= Mike Lipskin =

American musician

Mike Lipskin (born 1945) is a stride jazz pianist of the pre-bop jazz style. A protege of Willie "The Lion" Smith, Eubie Blake and Luckey Roberts, he has created his own special mode within the idiom.

==Career==
Lipskin is a piano instructor, record producer and author. He has striven to keep alive the form of jazz piano known as "Harlem Stride Piano", performing varied repertoire and originals, and has concertized throughout the United States and Europe, both singly and with Dinah Lee, a trad jazz singer. He produced the RCA Vintage Series of historic reissues, played piano and organ on Papa John Creach's self-titled album, produced Ryo Kawasaki's Juice album, and produced Gil Evans' Gil Evans Orchestra Plays the Music of Jimi Hendrix.

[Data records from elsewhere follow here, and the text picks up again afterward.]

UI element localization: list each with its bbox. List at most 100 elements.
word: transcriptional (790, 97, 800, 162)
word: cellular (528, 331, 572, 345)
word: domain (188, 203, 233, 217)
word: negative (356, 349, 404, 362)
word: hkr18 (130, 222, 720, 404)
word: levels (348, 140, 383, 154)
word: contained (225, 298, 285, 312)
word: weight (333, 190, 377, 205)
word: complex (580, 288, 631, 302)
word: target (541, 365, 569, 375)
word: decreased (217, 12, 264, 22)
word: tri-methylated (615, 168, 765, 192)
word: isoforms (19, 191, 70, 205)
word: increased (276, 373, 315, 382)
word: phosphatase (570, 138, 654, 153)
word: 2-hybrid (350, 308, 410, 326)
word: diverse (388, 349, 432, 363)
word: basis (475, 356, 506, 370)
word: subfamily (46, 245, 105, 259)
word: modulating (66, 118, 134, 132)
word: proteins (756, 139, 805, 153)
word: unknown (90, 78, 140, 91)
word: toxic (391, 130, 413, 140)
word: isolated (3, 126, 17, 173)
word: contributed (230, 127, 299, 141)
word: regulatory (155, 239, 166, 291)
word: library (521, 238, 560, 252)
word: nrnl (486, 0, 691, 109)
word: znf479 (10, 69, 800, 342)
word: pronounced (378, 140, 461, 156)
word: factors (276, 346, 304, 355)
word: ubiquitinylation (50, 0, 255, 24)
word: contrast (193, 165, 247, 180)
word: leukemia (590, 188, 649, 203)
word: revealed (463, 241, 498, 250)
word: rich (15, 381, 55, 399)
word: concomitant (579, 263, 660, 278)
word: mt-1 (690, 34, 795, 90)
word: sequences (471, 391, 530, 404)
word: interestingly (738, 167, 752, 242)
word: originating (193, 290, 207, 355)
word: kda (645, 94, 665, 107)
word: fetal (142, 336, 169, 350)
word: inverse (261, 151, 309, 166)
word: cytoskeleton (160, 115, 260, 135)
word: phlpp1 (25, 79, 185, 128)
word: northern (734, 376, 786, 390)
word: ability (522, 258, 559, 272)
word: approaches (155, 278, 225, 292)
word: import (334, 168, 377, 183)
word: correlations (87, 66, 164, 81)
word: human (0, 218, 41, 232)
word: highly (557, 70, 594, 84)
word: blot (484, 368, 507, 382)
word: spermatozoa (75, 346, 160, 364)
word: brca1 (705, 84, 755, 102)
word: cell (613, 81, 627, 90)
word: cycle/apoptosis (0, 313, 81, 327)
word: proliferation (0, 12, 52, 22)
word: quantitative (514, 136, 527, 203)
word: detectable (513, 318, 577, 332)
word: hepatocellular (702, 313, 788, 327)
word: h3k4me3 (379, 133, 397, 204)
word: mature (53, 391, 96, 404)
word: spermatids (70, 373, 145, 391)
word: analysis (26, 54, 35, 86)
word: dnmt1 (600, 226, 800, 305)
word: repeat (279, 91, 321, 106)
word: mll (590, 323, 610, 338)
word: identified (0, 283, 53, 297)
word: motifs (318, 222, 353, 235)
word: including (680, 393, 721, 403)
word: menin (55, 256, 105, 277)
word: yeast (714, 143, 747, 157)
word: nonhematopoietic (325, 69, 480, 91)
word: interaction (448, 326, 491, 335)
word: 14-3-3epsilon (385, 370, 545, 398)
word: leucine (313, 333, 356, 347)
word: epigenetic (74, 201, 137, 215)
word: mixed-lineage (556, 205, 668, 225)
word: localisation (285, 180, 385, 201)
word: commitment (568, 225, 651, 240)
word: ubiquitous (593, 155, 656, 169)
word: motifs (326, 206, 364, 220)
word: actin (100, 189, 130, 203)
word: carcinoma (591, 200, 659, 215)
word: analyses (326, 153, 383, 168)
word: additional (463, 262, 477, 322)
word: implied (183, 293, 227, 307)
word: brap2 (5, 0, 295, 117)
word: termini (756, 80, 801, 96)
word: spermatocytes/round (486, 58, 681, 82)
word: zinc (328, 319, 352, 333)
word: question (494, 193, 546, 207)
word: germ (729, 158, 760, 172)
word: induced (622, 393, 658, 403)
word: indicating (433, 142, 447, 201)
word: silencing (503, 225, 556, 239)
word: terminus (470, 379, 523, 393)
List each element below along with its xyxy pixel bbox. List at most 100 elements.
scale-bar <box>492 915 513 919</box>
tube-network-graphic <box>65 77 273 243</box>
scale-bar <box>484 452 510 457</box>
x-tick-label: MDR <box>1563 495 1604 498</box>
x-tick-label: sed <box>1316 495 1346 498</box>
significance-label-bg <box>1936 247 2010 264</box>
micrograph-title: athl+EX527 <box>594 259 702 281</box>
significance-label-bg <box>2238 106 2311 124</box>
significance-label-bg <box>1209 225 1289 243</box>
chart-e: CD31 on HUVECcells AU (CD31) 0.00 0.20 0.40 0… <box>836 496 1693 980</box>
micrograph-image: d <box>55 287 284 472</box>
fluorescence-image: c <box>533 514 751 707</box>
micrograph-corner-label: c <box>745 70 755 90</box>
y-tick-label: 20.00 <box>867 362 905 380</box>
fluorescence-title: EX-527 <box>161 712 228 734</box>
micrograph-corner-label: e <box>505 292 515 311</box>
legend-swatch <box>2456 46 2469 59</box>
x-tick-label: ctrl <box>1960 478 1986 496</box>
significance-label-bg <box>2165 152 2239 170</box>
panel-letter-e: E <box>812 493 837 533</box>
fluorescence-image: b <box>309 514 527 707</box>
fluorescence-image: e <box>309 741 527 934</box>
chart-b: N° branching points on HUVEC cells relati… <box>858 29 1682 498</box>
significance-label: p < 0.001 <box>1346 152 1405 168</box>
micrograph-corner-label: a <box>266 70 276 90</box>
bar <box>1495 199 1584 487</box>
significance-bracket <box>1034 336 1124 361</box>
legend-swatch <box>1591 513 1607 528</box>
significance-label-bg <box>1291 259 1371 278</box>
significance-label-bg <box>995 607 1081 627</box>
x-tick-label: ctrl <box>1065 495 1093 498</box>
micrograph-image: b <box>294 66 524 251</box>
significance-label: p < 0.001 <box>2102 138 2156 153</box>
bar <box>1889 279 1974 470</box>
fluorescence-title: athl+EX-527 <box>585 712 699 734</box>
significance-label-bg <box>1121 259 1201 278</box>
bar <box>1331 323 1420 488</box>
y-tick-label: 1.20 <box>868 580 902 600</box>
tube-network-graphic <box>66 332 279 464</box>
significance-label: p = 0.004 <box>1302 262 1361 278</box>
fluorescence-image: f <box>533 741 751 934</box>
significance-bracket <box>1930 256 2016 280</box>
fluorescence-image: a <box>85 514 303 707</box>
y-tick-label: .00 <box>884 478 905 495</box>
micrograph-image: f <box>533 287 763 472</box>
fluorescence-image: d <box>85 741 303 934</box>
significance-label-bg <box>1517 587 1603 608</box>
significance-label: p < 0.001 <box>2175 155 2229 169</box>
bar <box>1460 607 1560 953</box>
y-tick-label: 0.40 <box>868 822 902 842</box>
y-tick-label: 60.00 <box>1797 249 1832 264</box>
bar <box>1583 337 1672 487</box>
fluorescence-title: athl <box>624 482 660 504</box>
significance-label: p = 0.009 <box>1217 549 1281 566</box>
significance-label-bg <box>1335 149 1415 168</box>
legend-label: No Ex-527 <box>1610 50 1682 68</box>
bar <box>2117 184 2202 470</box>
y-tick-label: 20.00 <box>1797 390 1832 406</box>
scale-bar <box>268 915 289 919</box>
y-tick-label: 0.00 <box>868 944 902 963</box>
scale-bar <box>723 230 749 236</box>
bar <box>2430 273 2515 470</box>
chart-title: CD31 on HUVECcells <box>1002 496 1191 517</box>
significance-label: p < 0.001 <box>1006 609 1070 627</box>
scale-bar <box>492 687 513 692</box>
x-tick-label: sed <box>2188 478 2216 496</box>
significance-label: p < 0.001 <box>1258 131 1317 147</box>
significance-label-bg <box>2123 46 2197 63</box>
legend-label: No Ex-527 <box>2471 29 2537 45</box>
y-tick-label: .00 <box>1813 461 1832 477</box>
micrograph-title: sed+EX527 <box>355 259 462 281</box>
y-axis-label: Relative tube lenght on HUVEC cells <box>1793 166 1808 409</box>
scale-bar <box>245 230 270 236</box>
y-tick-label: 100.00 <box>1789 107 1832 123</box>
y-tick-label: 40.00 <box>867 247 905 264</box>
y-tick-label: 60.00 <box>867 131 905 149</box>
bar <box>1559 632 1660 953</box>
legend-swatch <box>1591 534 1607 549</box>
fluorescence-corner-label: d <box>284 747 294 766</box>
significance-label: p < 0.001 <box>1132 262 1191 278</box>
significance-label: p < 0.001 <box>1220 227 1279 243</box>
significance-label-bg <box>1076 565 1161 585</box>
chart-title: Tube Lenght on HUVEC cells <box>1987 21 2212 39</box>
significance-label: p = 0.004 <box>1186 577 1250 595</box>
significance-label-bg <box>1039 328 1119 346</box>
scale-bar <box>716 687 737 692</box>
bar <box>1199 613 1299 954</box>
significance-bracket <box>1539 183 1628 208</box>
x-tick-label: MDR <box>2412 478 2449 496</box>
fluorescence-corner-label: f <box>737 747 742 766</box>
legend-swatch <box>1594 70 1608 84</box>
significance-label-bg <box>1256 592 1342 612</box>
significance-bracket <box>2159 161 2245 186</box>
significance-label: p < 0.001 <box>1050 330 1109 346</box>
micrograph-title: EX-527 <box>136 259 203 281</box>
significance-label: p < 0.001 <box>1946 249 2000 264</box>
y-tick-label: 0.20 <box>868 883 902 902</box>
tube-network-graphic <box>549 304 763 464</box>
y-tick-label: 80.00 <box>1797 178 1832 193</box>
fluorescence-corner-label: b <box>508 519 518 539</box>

His 1958 photographs and commentary contributed to the 1995 documentary film A Great Day in Harlem. Lipskin performed at the Fats Waller centennial concert at the 22nd San Francisco Jazz Festival. Lipskin has directed and performed in six Davies Symphony Hall Stride Summits in San Francisco and performed at Carnegie Hall. He has several recordings both as soloist and with other pre-bop musicians. He was staff producer for RCA Records, NY from 1964 to 1977.